Seuls au milieu de toute cette harmonie ces deux cœurs ne vibraient pas à l’unisson ; une barrière s’élevait entre eux, infranchissable, solide, construite de deux côtés par l’amour-propre et que ni l’un ni l’autre ne se souciait d’être le premier à démolir.
Il avait incliné sa haute silhouette pour lui faire un salut profond et cérémonieux, quand enfin, avec un autre soupir amer, elle commença à monter les marches de la terrasse. Lorsqu’elle passa, une main appuyée sur la balustrade, les cheveux auréolés d’or par la lumière rose de l’aurore, qui faisait scintiller les rubis de son diadème et de ses bracelets, la longue traîne de sa robe bordée d’or balaya les feuilles mortes sur les degrés, en faisant un bruissement harmonieux. Elle atteignit la grande porte vitrée qui donnait accès à la maison. Avant d’entrer, elle s’arrêta pour jeter un coup d’œil sur Sir Percy, espérant, contre tout espoir, le voir lui tendre les bras et entendre sa voix la rappeler. Mais il n’avait pas bougé, sa silhouette robuste paraissait la personnification même de l’orgueil inflexible, de l’obstination farouche.

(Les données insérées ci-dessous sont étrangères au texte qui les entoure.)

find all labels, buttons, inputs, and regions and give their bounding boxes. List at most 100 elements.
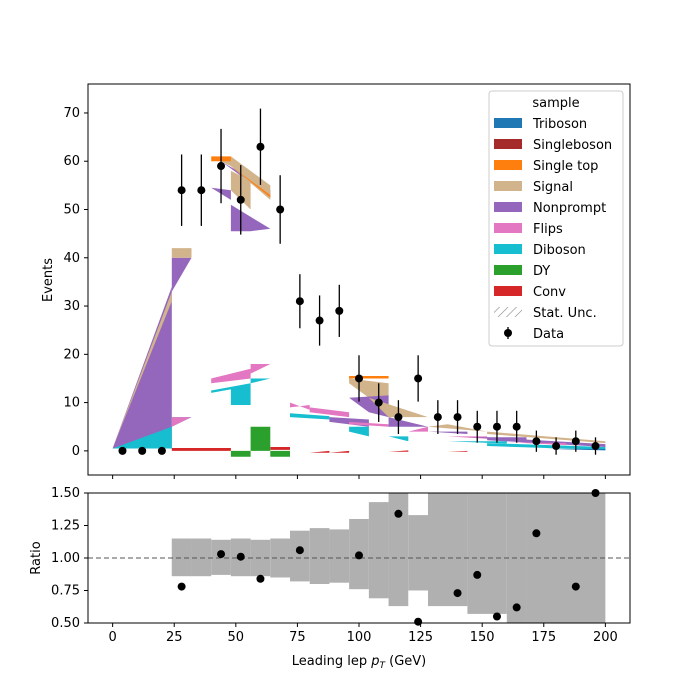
ratio-point [532, 529, 541, 538]
stack-segment-nonprompt [112, 286, 172, 449]
legend-swatch-stat-unc- [494, 307, 522, 317]
legend-swatch-conv [494, 286, 522, 296]
data-point [552, 442, 561, 451]
data-point [532, 437, 541, 446]
x-axis-label-subscript: T [379, 661, 386, 671]
x-axis-label: Leading lep pT (GeV) [292, 654, 426, 671]
x-tick-label: 25 [166, 630, 183, 645]
legend-label-conv: Conv [533, 285, 566, 300]
stack-segment-diboson [290, 413, 330, 420]
stack-segment-conv [388, 450, 409, 452]
stack-segment-flips [349, 421, 389, 427]
legend-frame [488, 90, 624, 347]
y-tick-label: 40 [63, 251, 80, 266]
data-point [355, 374, 363, 383]
y-tick-label: 0 [72, 444, 80, 459]
ratio-uncertainty-bin [171, 538, 192, 577]
stack-segment-diboson [447, 441, 507, 444]
ratio-uncertainty-bin [191, 538, 212, 577]
legend-swatch-flips [494, 223, 522, 233]
x-tick-label: 125 [408, 630, 433, 645]
legend-label-stat-unc-: Stat. Unc. [533, 306, 597, 321]
legend-marker-data [504, 329, 512, 337]
data-point [315, 316, 324, 325]
stack-segment-dy [230, 450, 251, 457]
ratio-uncertainty-bin [408, 515, 428, 591]
stack-segment-dy [270, 450, 290, 457]
legend-label-triboson: Triboson [532, 117, 587, 132]
stack-segment-diboson [112, 426, 172, 449]
data-point [414, 374, 423, 383]
legend-label-singleboson: Singleboson [533, 138, 612, 153]
ratio-y-tick-label: 1.25 [51, 519, 80, 534]
x-tick-label: 0 [108, 630, 116, 645]
legend-label-signal: Signal [533, 180, 573, 195]
ratio-y-axis-label: Ratio [29, 541, 44, 574]
legend: sample Triboson Singleboson Single top Sign… [488, 90, 624, 347]
legend-entries: Triboson Singleboson Single top Signal Nonpr… [494, 117, 612, 342]
stack-segment-conv [447, 450, 468, 452]
x-axis-label-text: Leading lep [292, 654, 371, 669]
ratio-y-tick-label: 0.75 [51, 584, 80, 599]
data-point [473, 422, 482, 431]
ratio-uncertainty-bin [388, 493, 409, 607]
ratio-point [571, 582, 580, 591]
data-point [177, 186, 186, 195]
x-tick-label: 150 [470, 630, 495, 645]
ratio-uncertainty-bin [329, 529, 350, 583]
main-x-ticks [112, 475, 606, 479]
y-tick-label: 20 [63, 347, 80, 362]
data-points-layer [118, 108, 600, 455]
stack-segment-diboson [211, 383, 251, 393]
stack-segment-diboson [250, 378, 271, 384]
legend-label-flips: Flips [533, 222, 563, 237]
y-tick-label: 50 [63, 203, 80, 218]
main-y-ticks: 0 10 20 30 40 50 60 70 [63, 106, 88, 459]
stack-segment-diboson [230, 385, 251, 405]
ratio-point [492, 612, 501, 621]
x-tick-label: 200 [593, 630, 618, 645]
stack-segment-flips [408, 426, 428, 432]
legend-swatch-dy [494, 265, 522, 275]
legend-swatch-triboson [494, 118, 522, 128]
stack-segment-conv [270, 447, 290, 450]
data-point [256, 142, 265, 151]
ratio-y-ticks: 0.50 0.75 1.00 1.25 1.50 [51, 486, 88, 631]
ratio-panel: 0.50 0.75 1.00 1.25 1.50 0 25 50 75 100 125 150 175… [29, 486, 631, 671]
legend-label-single-top: Single top [533, 159, 598, 174]
y-tick-label: 60 [63, 154, 80, 169]
data-point [335, 306, 344, 315]
legend-label-diboson: Diboson [533, 243, 586, 258]
ratio-points-layer [177, 489, 600, 626]
data-point [512, 422, 521, 431]
data-point [236, 195, 245, 204]
x-tick-label: 175 [531, 630, 556, 645]
x-axis-label-p: p [370, 654, 379, 669]
legend-label-data: Data [533, 327, 564, 342]
data-point [295, 297, 304, 306]
x-tick-label: 75 [289, 630, 306, 645]
x-tick-label: 100 [347, 630, 372, 645]
legend-swatch-single-top [494, 160, 522, 170]
data-point [138, 446, 147, 455]
stack-segment-dy [250, 426, 271, 451]
ratio-y-tick-label: 1.00 [51, 551, 80, 566]
stack-segment-nonprompt [171, 257, 192, 449]
ratio-point [217, 550, 226, 559]
ratio-uncertainty-bin [467, 493, 507, 614]
x-tick-label: 50 [228, 630, 245, 645]
data-point [374, 398, 383, 407]
stack-segment-flips [290, 402, 310, 410]
data-point [157, 446, 166, 455]
ratio-point [453, 589, 462, 598]
y-tick-label: 10 [63, 396, 80, 411]
ratio-point [177, 582, 186, 591]
legend-swatch-singleboson [494, 139, 522, 149]
ratio-uncertainty-bin [309, 528, 330, 584]
data-point [591, 442, 600, 451]
main-y-axis-label: Events [41, 258, 56, 302]
stack-segment-flips [171, 417, 192, 427]
stack-segment-conv [329, 450, 350, 453]
data-point [394, 413, 403, 422]
data-point [276, 205, 285, 214]
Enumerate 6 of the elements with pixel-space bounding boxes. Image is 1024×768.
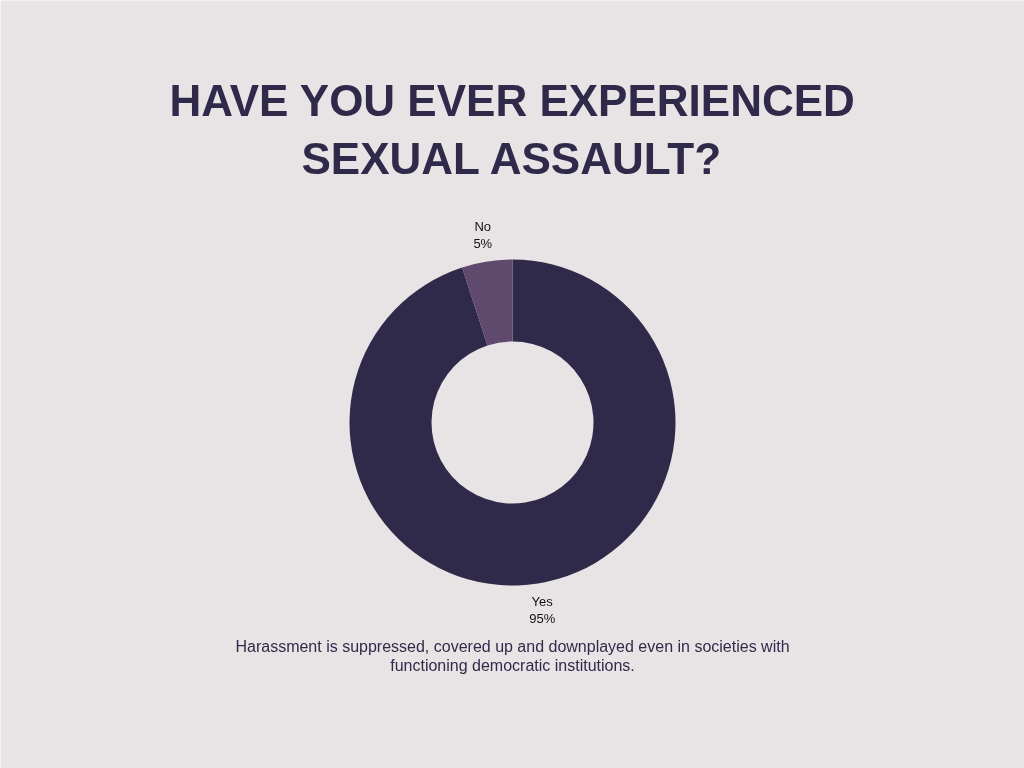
chart-title: HAVE YOU EVER EXPERIENCED SEXUAL ASSAULT?: [169, 76, 855, 183]
data-label: 95%: [529, 611, 556, 627]
text: Harassment is suppressed, covered up and downplayed even in societies with functioning democratic institutions.: [235, 638, 790, 674]
slice-label: Yes: [531, 594, 554, 610]
data-label: 5%: [473, 235, 493, 251]
slice-label: No: [474, 218, 492, 234]
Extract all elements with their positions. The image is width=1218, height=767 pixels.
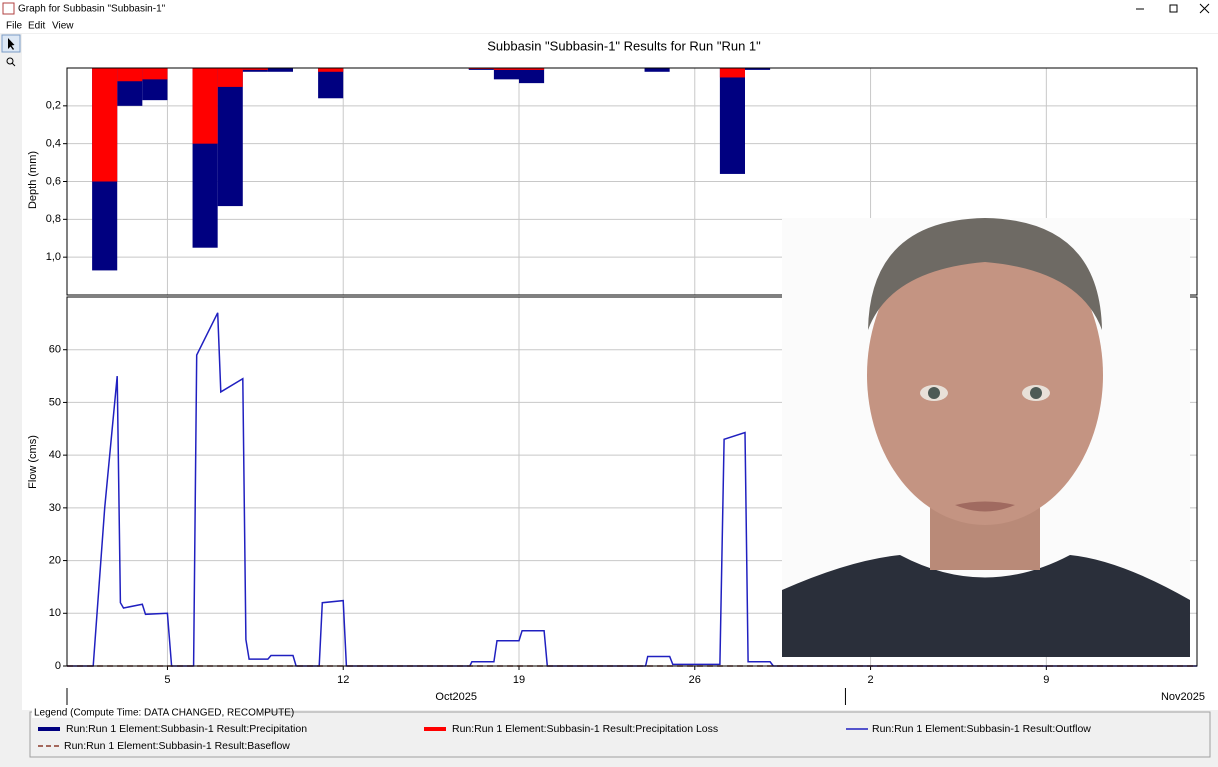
x-tick-label: 19	[513, 674, 525, 686]
y-tick-label: 1,0	[46, 251, 61, 263]
bar	[644, 68, 670, 72]
close-button[interactable]	[1199, 3, 1210, 14]
plot-border	[66, 67, 1198, 296]
legend-title: Legend (Compute Time: DATA CHANGED, RECO…	[34, 708, 294, 719]
y-tick-label: 20	[49, 554, 61, 566]
x-tick-label: 26	[689, 674, 701, 686]
bar	[318, 68, 344, 72]
bar	[745, 68, 771, 70]
month-label: Oct2025	[435, 691, 477, 703]
bar	[318, 68, 344, 99]
legend-entry: Run:Run 1 Element:Subbasin-1 Result:Outf…	[872, 723, 1091, 735]
y-tick-label: 60	[49, 344, 61, 356]
x-tick-label: 5	[164, 674, 170, 686]
line	[67, 312, 1197, 667]
y-axis-label: Flow (cms)	[27, 435, 39, 489]
bar	[92, 68, 118, 182]
legend-box	[29, 711, 1211, 758]
y-tick-label: 0,4	[46, 138, 61, 150]
bar	[117, 68, 143, 82]
app-icon	[2, 2, 15, 15]
menu-bar	[0, 18, 1218, 33]
month-label: Nov2025	[1161, 691, 1205, 703]
legend: Run:Run 1 Element:Subbasin-1 Result:Prec…	[38, 723, 1091, 752]
y-tick-label: 0,2	[46, 100, 61, 112]
y-tick-label: 0	[55, 660, 61, 672]
bar	[519, 68, 545, 70]
photo-overlay	[782, 218, 1190, 657]
restore-button[interactable]	[1169, 4, 1178, 13]
y-tick-label: 0,8	[46, 213, 61, 225]
plot-border	[66, 296, 1198, 667]
x-tick-label: 12	[337, 674, 349, 686]
bar	[267, 68, 293, 72]
bar	[242, 68, 268, 70]
y-tick-label: 10	[49, 607, 61, 619]
y-tick-label: 50	[49, 396, 61, 408]
pointer-icon	[8, 38, 15, 50]
x-tick-label: 2	[867, 674, 873, 686]
bar	[142, 68, 168, 80]
window-title: Graph for Subbasin "Subbasin-1"	[18, 4, 166, 15]
legend-title-bg	[32, 707, 264, 718]
menu-item[interactable]: Edit	[28, 21, 45, 32]
title-bar	[0, 0, 1218, 18]
legend-entry: Run:Run 1 Element:Subbasin-1 Result:Prec…	[452, 723, 718, 735]
chart-title: Subbasin "Subbasin-1" Results for Run "R…	[487, 38, 761, 53]
x-tick-label: 9	[1043, 674, 1049, 686]
zoom-handle	[11, 62, 16, 67]
bar	[493, 68, 519, 80]
bar	[719, 68, 745, 174]
bar	[217, 68, 243, 207]
bar	[192, 68, 218, 144]
y-axis-label: Depth (mm)	[27, 151, 39, 209]
y-tick-label: 40	[49, 449, 61, 461]
bar	[719, 68, 745, 78]
legend-entry: Run:Run 1 Element:Subbasin-1 Result:Base…	[64, 740, 290, 752]
bar	[519, 68, 545, 84]
legend-entry: Run:Run 1 Element:Subbasin-1 Result:Prec…	[66, 723, 307, 735]
menu-item[interactable]: File	[6, 21, 23, 32]
y-tick-label: 0,6	[46, 175, 61, 187]
zoom-tool[interactable]	[6, 57, 14, 65]
bar	[493, 68, 519, 70]
bar	[217, 68, 243, 87]
y-tick-label: 30	[49, 502, 61, 514]
menu-item[interactable]: View	[52, 21, 74, 32]
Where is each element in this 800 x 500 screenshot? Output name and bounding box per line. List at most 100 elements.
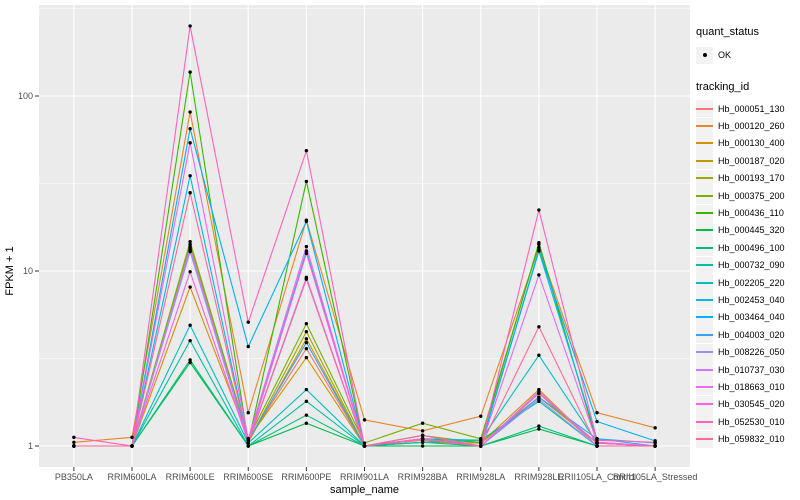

Des larmes brûlantes lui jaillirent des yeux, et comme elle ne voulait pas les lui laisser voir, elle fit un mouvement rapide, pénétra dans la maison, et monta aussi vite que possible à ses appartements.
Si, à ce moment, elle s’était retournée à nouveau, si elle avait regardé encore une fois de plus le jardin empourpré, ce qu’elle aurait vu lui aurait rendu ses souffrances faciles à supporter : elle eût aperçu un homme vigoureux, écrasé par sa passion et son désespoir. L’orgueil s’en était enfin allé, la fermeté s’était effondrée, la volonté était sans force. Ce n’était plus qu’un homme follement, aveuglément épris ; aussitôt que les bruits légers des pas de sa femme s’étaient éteints dans la maison, il s’agenouilla sur les marches de la terrasse, et dans la folie même de son amour, il baisa un à un les endroits où le petit pied avait posé et la balustrade de pierre où la main mignonne s’était appuyée.